Typed object handles

18 October 2013

Yesterday Dmitry Lomov and I had a discussion about the typed objects API. Much of the discussion revolved around the specific issue of handles. In this post I will summarize the issues we discussed and review the various design options.

I’ll begin with a summary of what handles are and how they are used in current APIs; if this is familiar to you (cough Dave Herman cough) you may want to skip ahead to the section “Subtle points”.

An introduction to handles

Handles point into other typed objects

As envisioned in the current strawman, handles are a kind of movable pointer that can be used to point into arbitrary data structures. For example, imagine that we created an object representing a line:

var PointType = new StructType({x: float32, y: float32});
var LineType = new StructType({from: PointType, to: PointType});
var aLine = new LineType({from: {x: 1, y: 2},
                          to: {x: 3, y: 4}});

Now we could create a handle that points at the from coordinate:

var handle = PointType.handle(aLine, "from");
print(handle.x, handle.y); // prints 1, 2
handle.x += 1;
print(handle.x, handle.y); // prints 2, 2

You can see that a handle is created by invoking the method handle on a type object; the handle can then only be used to point at data of the given type.

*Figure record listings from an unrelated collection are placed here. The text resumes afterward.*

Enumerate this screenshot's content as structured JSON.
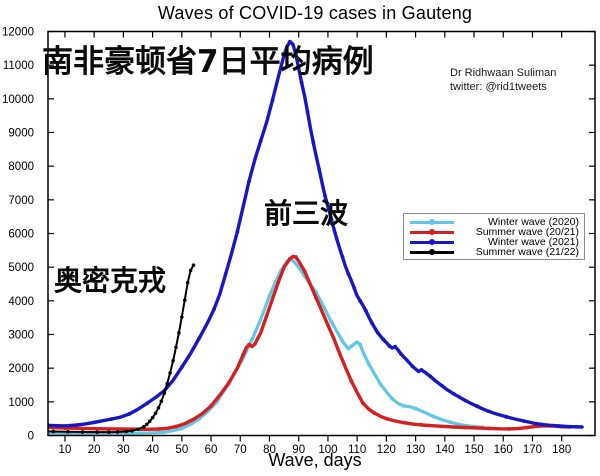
{
  "title": "Waves of COVID-19 cases in Gauteng",
  "attribution": {
    "line1": "Dr Ridhwaan Suliman",
    "line2": "twitter: @rid1tweets"
  },
  "annotations": {
    "headline_cn": "南非豪顿省7日平均病例",
    "first_three_waves_cn": "前三波",
    "omicron_cn": "奥密克戎"
  },
  "chart_data": {
    "type": "line",
    "title": "Waves of COVID-19 cases in Gauteng",
    "xlabel": "Wave, days",
    "ylabel": "",
    "grid": false,
    "legend_position": "right-middle",
    "xlim": [
      4.2,
      191.4
    ],
    "ylim": [
      0,
      12000
    ],
    "x_ticks": [
      10,
      20,
      30,
      40,
      50,
      60,
      70,
      80,
      90,
      100,
      110,
      120,
      130,
      140,
      150,
      160,
      170,
      180
    ],
    "y_ticks": [
      0,
      1000,
      2000,
      3000,
      4000,
      5000,
      6000,
      7000,
      8000,
      9000,
      10000,
      11000,
      12000
    ],
    "series": [
      {
        "name": "Winter wave (2020)",
        "color": "#5ec8e6",
        "line_width": 3.2,
        "points": [
          [
            1,
            60
          ],
          [
            6,
            52
          ],
          [
            12,
            50
          ],
          [
            18,
            52
          ],
          [
            24,
            58
          ],
          [
            30,
            60
          ],
          [
            36,
            68
          ],
          [
            40,
            80
          ],
          [
            44,
            100
          ],
          [
            47,
            140
          ],
          [
            50,
            210
          ],
          [
            53,
            330
          ],
          [
            56,
            500
          ],
          [
            59,
            720
          ],
          [
            62,
            1000
          ],
          [
            65,
            1400
          ],
          [
            68,
            1850
          ],
          [
            71,
            2300
          ],
          [
            74,
            2850
          ],
          [
            77,
            3450
          ],
          [
            80,
            4150
          ],
          [
            82,
            4550
          ],
          [
            84,
            4900
          ],
          [
            86,
            5180
          ],
          [
            87,
            5250
          ],
          [
            88,
            5200
          ],
          [
            90,
            5000
          ],
          [
            93,
            4600
          ],
          [
            96,
            4250
          ],
          [
            99,
            3750
          ],
          [
            101,
            3400
          ],
          [
            103,
            3100
          ],
          [
            105,
            2800
          ],
          [
            107,
            2570
          ],
          [
            108,
            2650
          ],
          [
            110,
            2780
          ],
          [
            111,
            2700
          ],
          [
            112,
            2480
          ],
          [
            114,
            2120
          ],
          [
            116,
            1820
          ],
          [
            118,
            1520
          ],
          [
            120,
            1300
          ],
          [
            122,
            1090
          ],
          [
            124,
            950
          ],
          [
            126,
            880
          ],
          [
            128,
            855
          ],
          [
            130,
            800
          ],
          [
            133,
            690
          ],
          [
            136,
            570
          ],
          [
            139,
            470
          ],
          [
            142,
            390
          ],
          [
            145,
            330
          ],
          [
            148,
            285
          ],
          [
            151,
            255
          ],
          [
            153,
            245
          ]
        ]
      },
      {
        "name": "Summer wave (20/21)",
        "color": "#d42020",
        "line_width": 3.4,
        "points": [
          [
            1,
            280
          ],
          [
            5,
            235
          ],
          [
            10,
            220
          ],
          [
            16,
            210
          ],
          [
            22,
            200
          ],
          [
            28,
            195
          ],
          [
            34,
            188
          ],
          [
            38,
            185
          ],
          [
            42,
            192
          ],
          [
            45,
            215
          ],
          [
            48,
            265
          ],
          [
            51,
            350
          ],
          [
            54,
            480
          ],
          [
            57,
            650
          ],
          [
            60,
            880
          ],
          [
            63,
            1200
          ],
          [
            66,
            1550
          ],
          [
            69,
            2000
          ],
          [
            71,
            2400
          ],
          [
            72,
            2600
          ],
          [
            73,
            2700
          ],
          [
            74,
            2640
          ],
          [
            75,
            2720
          ],
          [
            77,
            3050
          ],
          [
            79,
            3550
          ],
          [
            81,
            4050
          ],
          [
            83,
            4550
          ],
          [
            85,
            5000
          ],
          [
            87,
            5250
          ],
          [
            88,
            5320
          ],
          [
            89,
            5300
          ],
          [
            90,
            5180
          ],
          [
            92,
            4880
          ],
          [
            94,
            4480
          ],
          [
            96,
            4080
          ],
          [
            98,
            3680
          ],
          [
            100,
            3280
          ],
          [
            102,
            2880
          ],
          [
            104,
            2440
          ],
          [
            106,
            2020
          ],
          [
            108,
            1620
          ],
          [
            110,
            1280
          ],
          [
            112,
            960
          ],
          [
            114,
            780
          ],
          [
            116,
            660
          ],
          [
            118,
            570
          ],
          [
            120,
            500
          ],
          [
            123,
            430
          ],
          [
            126,
            380
          ],
          [
            129,
            340
          ],
          [
            132,
            315
          ],
          [
            135,
            295
          ],
          [
            139,
            272
          ],
          [
            143,
            252
          ],
          [
            147,
            237
          ],
          [
            151,
            225
          ],
          [
            155,
            212
          ],
          [
            159,
            200
          ],
          [
            162,
            195
          ],
          [
            165,
            205
          ],
          [
            168,
            235
          ],
          [
            171,
            270
          ],
          [
            174,
            288
          ],
          [
            177,
            280
          ],
          [
            180,
            262
          ],
          [
            183,
            252
          ]
        ]
      },
      {
        "name": "Winter wave (2021)",
        "color": "#1717c4",
        "line_width": 3.4,
        "points": [
          [
            2,
            320
          ],
          [
            5,
            300
          ],
          [
            8,
            288
          ],
          [
            11,
            292
          ],
          [
            14,
            310
          ],
          [
            17,
            345
          ],
          [
            20,
            390
          ],
          [
            23,
            440
          ],
          [
            26,
            490
          ],
          [
            29,
            545
          ],
          [
            32,
            640
          ],
          [
            35,
            780
          ],
          [
            38,
            950
          ],
          [
            41,
            1130
          ],
          [
            44,
            1330
          ],
          [
            47,
            1640
          ],
          [
            50,
            2030
          ],
          [
            53,
            2440
          ],
          [
            56,
            2900
          ],
          [
            59,
            3380
          ],
          [
            61,
            3750
          ],
          [
            63,
            4200
          ],
          [
            65,
            4800
          ],
          [
            67,
            5400
          ],
          [
            69,
            6050
          ],
          [
            71,
            6800
          ],
          [
            73,
            7550
          ],
          [
            75,
            8200
          ],
          [
            77,
            8750
          ],
          [
            79,
            9300
          ],
          [
            81,
            9950
          ],
          [
            83,
            10650
          ],
          [
            85,
            11300
          ],
          [
            86,
            11550
          ],
          [
            87,
            11700
          ],
          [
            88,
            11620
          ],
          [
            89,
            11330
          ],
          [
            90,
            10900
          ],
          [
            91,
            10480
          ],
          [
            92,
            10080
          ],
          [
            93,
            9620
          ],
          [
            94,
            9130
          ],
          [
            95,
            8700
          ],
          [
            96,
            8300
          ],
          [
            97,
            7900
          ],
          [
            98,
            7500
          ],
          [
            99,
            7120
          ],
          [
            100,
            6800
          ],
          [
            101,
            6480
          ],
          [
            102,
            6150
          ],
          [
            103,
            5850
          ],
          [
            104,
            5560
          ],
          [
            105,
            5300
          ],
          [
            106,
            5020
          ],
          [
            107,
            4800
          ],
          [
            108,
            4600
          ],
          [
            109,
            4380
          ],
          [
            110,
            4150
          ],
          [
            111,
            4000
          ],
          [
            112,
            3860
          ],
          [
            113,
            3700
          ],
          [
            114,
            3520
          ],
          [
            115,
            3350
          ],
          [
            116,
            3200
          ],
          [
            117,
            3060
          ],
          [
            118,
            2950
          ],
          [
            119,
            2850
          ],
          [
            120,
            2760
          ],
          [
            121,
            2660
          ],
          [
            122,
            2600
          ],
          [
            123,
            2640
          ],
          [
            124,
            2540
          ],
          [
            125,
            2420
          ],
          [
            127,
            2240
          ],
          [
            129,
            2050
          ],
          [
            131,
            1900
          ],
          [
            132,
            1950
          ],
          [
            133,
            1890
          ],
          [
            135,
            1760
          ],
          [
            137,
            1610
          ],
          [
            139,
            1480
          ],
          [
            141,
            1350
          ],
          [
            143,
            1240
          ],
          [
            145,
            1140
          ],
          [
            147,
            1040
          ],
          [
            149,
            950
          ],
          [
            151,
            870
          ],
          [
            153,
            790
          ],
          [
            155,
            720
          ],
          [
            158,
            630
          ],
          [
            161,
            555
          ],
          [
            164,
            490
          ],
          [
            167,
            430
          ],
          [
            170,
            375
          ],
          [
            173,
            330
          ],
          [
            176,
            302
          ],
          [
            179,
            282
          ],
          [
            182,
            268
          ],
          [
            185,
            258
          ],
          [
            187,
            252
          ]
        ]
      },
      {
        "name": "Summer wave (21/22)",
        "color": "#000000",
        "line_width": 2,
        "points": [
          [
            1,
            135
          ],
          [
            6,
            120
          ],
          [
            11,
            110
          ],
          [
            16,
            103
          ],
          [
            21,
            100
          ],
          [
            25,
            100
          ],
          [
            28,
            105
          ],
          [
            31,
            118
          ],
          [
            33,
            140
          ],
          [
            35,
            185
          ],
          [
            37,
            260
          ],
          [
            38,
            330
          ],
          [
            39,
            420
          ],
          [
            40,
            530
          ],
          [
            41,
            660
          ],
          [
            42,
            820
          ],
          [
            43,
            1020
          ],
          [
            44,
            1260
          ],
          [
            45,
            1540
          ],
          [
            46,
            1860
          ],
          [
            47,
            2220
          ],
          [
            48,
            2620
          ],
          [
            49,
            3050
          ],
          [
            50,
            3520
          ],
          [
            51,
            4020
          ],
          [
            52,
            4540
          ],
          [
            53,
            4900
          ],
          [
            54,
            5060
          ]
        ]
      }
    ]
  }
}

You specify where the handle points by giving a base object and a path: in this case, aLine is the base object, and the path is the property "from". We will see later that a path can consist of any number of property names and element indices.

Note: the wiki specifies that handles are created using new Handle(PointType, aLine, "from") instead of PointType.handle(aLine, "from"); my branch differs from this, the distinction is unimportant and will be reconciled eventually.

Handles can be moved

In the simple example we just saw, a handle is not really different from any other typed object. After all, we could have rewritten the previous snippet not to use a handle and had the same effect:

var from = aLine.from; // not a handle
print(from.x, from.y); // prints 1, 2
from.x += 1;
print(from.x, from.y); // prints 2, 2

However, using a handle gives us additional capabilities. For example, we can move a handle to point somewhere else, such as the to coordinate:

Handle.move(handle, aLine, "to");
print(handle.x, handle.y); // prints 3, 4

Handles allow you to avoid allocation

Moving handles makes it possible to write a loop that iterates through data without allocating values. For example, the following function visitPoints invokes a callback func on every point (both from and to) that appears in a list of lines:

var LinesArray = new ArrayType(LineType);

function visitPoints(linesArray, func) {
    var handle = Point.handle();
    for (var i = 0; i < linesArray.length; i++) {
        // Make handle point at linesArray[i].from:
        Handle.move(handle, linesArray, i, "from");
        func(handle);
        
        // Make handle point at linesArray[i].to:
        Handle.move(handle, linesArray, i, "to");
        func(handle);
    }
}

If we were not using a handle here, then each iteration of the loop would require the allocation of two objects.

Handles as “out pointers”

One of the primary uses for handles is to serve as an out pointer – you may recall the idea from this previous post about integrating typed objects with PJS, but in case you do not let me summarize again.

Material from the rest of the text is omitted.